Jakarta -
Anak-anak memang polos dan lugu. Kepolosan anak dianggap bisa memberikan masukan yang bijak dan jujur. Karena pertimbangan inilah seorang anak berusia enam tahun diajak hakim untuk memutuskan kasus hukum ibunya.
Nah, kasus melibatkan anak enam tahun dalam putusan pengadilan ini terjadi di Providence, Rhode Island, Amerika Serikat. Cerita bermula saat seorang ibu memarkir mobilnya di trotoar. Karena perbuatannya ini, ia terkena denda sekitar Rp 1,3 juta. Lalu di ibu ini menolak membayar tiket tilangnya, jadi ia terkena denda lagi sebesar Rp 1,3 juta.
Dalam persidangan, hakim menegaskan dirinya bukan hanya menegakkan hukum, tapi bersikap adil saat memeriksa keadaan seseorang. Bahkan saat pengemudi salah dan melanggar peraturan jalan, dia mempertimbangkan fakta bahwa kita manusia bisa saja membuat kesalahan.
Ketika mendengar alasan ibu tersebut, Pak Hakim merasa ada indikasi
kebohongan. Selanjutnya hakim Frank Caprio memanggil Janice, anak perempuan pertama sang ibu, untuk membantunya mendengarkan alasan sang ibu sekaligus memutuskan hasilnya.
Baca juga: Sudahkah Kita Jadi Orang Tua yang Dipercaya Anak?Hakim memberikan beberapa pilihan yang ditawarkan ke Janice yaitu pertama, memberikan semua penalti ke sang ibu dan harus membayar Rp 4 juta. Pilihan kedua, mengabaikan penalti dan ibu hanya membayar Rp 1,3 juta. Sedangkan pilihan ketiga, si ibu mendapat potongan sehingga cukup membayar Rp 670 ribu. Sementara pilihan keempat, membiarkan ibu tersebut tidak membayar apapun.
"Saya menyerah, jadi apa yang akan kamu lakukan supaya adil? Berapa yang akan kamu tagihkan ke ibumu tentang persoalan ini?" tanya sang hakim.
Ternyata Janice memilih pilihan nomor tiga yaitu membiarkan sang ibu membayar Rp 670 ribu. Setelah mengetahui jawaban Janice, hakim malah bertanya apakah Janice sudah sarapan atau belum karena mereka berada di ruang sidang semenjak pukul 8 pagi sementara pengadilan sudah berjalan 1 jam setengah.
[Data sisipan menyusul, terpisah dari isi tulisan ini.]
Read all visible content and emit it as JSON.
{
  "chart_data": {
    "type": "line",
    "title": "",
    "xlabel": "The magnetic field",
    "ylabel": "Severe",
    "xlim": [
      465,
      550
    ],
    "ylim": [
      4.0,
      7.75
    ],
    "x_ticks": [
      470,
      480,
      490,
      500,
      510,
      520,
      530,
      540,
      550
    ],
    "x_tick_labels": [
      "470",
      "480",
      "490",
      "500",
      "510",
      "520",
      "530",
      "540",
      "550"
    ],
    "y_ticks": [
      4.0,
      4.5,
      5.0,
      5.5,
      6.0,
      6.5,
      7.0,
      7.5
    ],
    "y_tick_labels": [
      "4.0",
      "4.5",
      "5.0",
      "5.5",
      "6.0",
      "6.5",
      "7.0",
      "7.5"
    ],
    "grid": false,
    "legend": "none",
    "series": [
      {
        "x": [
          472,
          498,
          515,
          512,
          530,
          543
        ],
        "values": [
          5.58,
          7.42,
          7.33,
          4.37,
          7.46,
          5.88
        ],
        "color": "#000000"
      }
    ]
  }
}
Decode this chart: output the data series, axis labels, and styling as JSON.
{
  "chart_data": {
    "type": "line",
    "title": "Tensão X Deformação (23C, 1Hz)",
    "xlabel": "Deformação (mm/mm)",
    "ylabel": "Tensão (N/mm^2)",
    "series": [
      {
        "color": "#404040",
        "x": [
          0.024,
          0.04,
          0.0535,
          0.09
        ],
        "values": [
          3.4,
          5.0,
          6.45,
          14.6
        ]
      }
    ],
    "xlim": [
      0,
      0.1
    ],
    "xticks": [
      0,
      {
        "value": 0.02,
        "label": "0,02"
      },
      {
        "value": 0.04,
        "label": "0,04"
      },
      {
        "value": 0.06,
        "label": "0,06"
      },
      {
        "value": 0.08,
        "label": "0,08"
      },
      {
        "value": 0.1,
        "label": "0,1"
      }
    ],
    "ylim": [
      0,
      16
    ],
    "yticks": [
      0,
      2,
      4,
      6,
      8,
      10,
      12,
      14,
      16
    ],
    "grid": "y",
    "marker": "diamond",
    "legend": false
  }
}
Akhirnya sang hakim membuat suatu perjanjian yaitu hakim membiarkan sang ibu tidak perlu membayar semuanya, tapi harus mengajak anak-anaknya sarapan. Namun itu jika sang anak menyetujui. Kalau tidak si ibu akan tetap membayar Rp 670 ribu. Cerita ini lantas berakhir dengan si ibu yang membelikan mereka sarapan.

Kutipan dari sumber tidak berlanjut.